As many of you know, I have been homeschooling since 2009. Like most students, I have applied myself to traditional subjects and curricula such as language arts, math, history and science. While much of my study is at home, I also have also taken classes with other homeschoolers in biology, writing,economics, graphic design, and computer programming. I enjoy pursuing unique learning opportunities and have taken classes on DNA and String Theory at MIT. Once, while studying at the Franklin Park Zoo I found myself standing on a 15foot high walkway feeding a giraffe with an 200 + lb head. Also over the past few years, I have studied wilderness living skills and can identify wild edibles, start a friction fire and have even slept overnight in a survival shelter I built myself. As part of my regular routines, I volunteer at a local CSA where I have learned how to plant and harvest large-scale crops and handle livestock including sheep, goats, donkeys and poultry.
Given my interests and my love of unique, hands-on learning opportunities this trip I found seems perfect for me. I'm confident this program I am interested will be my most powerful learning experience to date. In fact, it's huge! But I'm ready and willing - and just need to raise the money to go! In addition to fundraising through the internet, I also plan to raise money through babysitting and other odd jobs. Any financial support you can offer to help me make this dream a reality will be much appreciated! To donate please follow the link on the sidebar.
Thanks,
Sophie
Trip Details:
The Sustainable Living trip will explore and experience what it means to live a lifestyle that contributes positively to a sustainable world. Our strategies will include a wide variety of first hand experience, adventure and personal exploration.
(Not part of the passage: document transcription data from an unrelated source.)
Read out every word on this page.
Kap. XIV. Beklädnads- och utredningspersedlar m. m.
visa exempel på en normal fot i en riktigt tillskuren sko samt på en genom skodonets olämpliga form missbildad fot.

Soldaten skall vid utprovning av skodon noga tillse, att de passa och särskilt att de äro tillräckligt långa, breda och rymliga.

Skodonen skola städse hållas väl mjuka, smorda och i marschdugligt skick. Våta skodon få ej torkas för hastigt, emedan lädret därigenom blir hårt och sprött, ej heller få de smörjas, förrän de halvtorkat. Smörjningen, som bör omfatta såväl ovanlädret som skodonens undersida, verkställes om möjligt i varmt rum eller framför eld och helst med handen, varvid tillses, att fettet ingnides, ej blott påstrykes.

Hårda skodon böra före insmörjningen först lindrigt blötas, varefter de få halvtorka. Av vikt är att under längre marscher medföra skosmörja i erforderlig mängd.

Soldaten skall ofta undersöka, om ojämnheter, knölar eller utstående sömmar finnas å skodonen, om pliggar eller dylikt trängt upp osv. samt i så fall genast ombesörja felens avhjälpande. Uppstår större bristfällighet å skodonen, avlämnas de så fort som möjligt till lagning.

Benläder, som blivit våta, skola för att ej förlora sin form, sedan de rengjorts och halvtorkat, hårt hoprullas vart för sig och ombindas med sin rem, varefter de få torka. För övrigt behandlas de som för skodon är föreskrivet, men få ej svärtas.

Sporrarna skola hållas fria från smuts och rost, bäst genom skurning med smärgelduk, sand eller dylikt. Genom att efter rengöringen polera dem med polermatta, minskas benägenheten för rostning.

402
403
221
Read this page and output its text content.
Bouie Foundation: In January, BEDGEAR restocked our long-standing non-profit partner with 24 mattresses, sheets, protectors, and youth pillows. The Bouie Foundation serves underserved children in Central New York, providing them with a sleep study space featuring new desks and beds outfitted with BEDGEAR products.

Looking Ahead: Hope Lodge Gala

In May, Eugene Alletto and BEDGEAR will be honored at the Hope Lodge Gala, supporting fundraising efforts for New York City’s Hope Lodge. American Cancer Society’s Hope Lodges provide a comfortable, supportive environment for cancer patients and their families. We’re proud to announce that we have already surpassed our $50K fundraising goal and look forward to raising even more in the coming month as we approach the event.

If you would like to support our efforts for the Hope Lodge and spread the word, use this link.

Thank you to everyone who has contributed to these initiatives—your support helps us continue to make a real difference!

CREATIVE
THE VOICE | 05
Our primary strategy will be to meet and work beside a diverse assortment of inspiring folks who have devoted themselves to creating sustainable lifestyles. Some of these people might grow all their own food; others might have started a green business; and others might live virtually without money or work only for themselves. We might spend the day beside them making goat cheese and then the night making a dinner or playing music with the neighbors. It is one thing to analyze such lifestyles from a distance, looking at inputs and outputs, carbon footprints and so forth. It is another thing altogether to experience the tastes, smells, emotions and routines of such a lifestyle firsthand. We will do both and attempt to integrate the two.
We will also continually ask the question: "What does sustainability mean anyway, on the level of the individual and of the community?" On the level of the individual, we will look at the lifestyles of the people we visit and also at our own lifestyles while asking what works and what doesn't. On the level of the community, we will look at Paonia, a small town in western Colorado that supports itself on a combination of organic growing, coal mining, ranching and do-whatever-it-takes entrepreneurship. We will investigate water, food and economic systems and ask what contributes to sustainability and what doesn't.
Finally, we will experience the best of simple living first hand. We will eat simple and local food and play music with the neighbors. We will treat each other well and help out the neighbors. We will explore important questions in our own lives. We will learn and practice skills like preserving food, cooking with solar, using composting toilets, eating safe wild plants, building with straw and mud, and adventuring with a backpack into the local high country. It will feel like an exotic vacation, but throughout, we will be asking, could it be a way of life?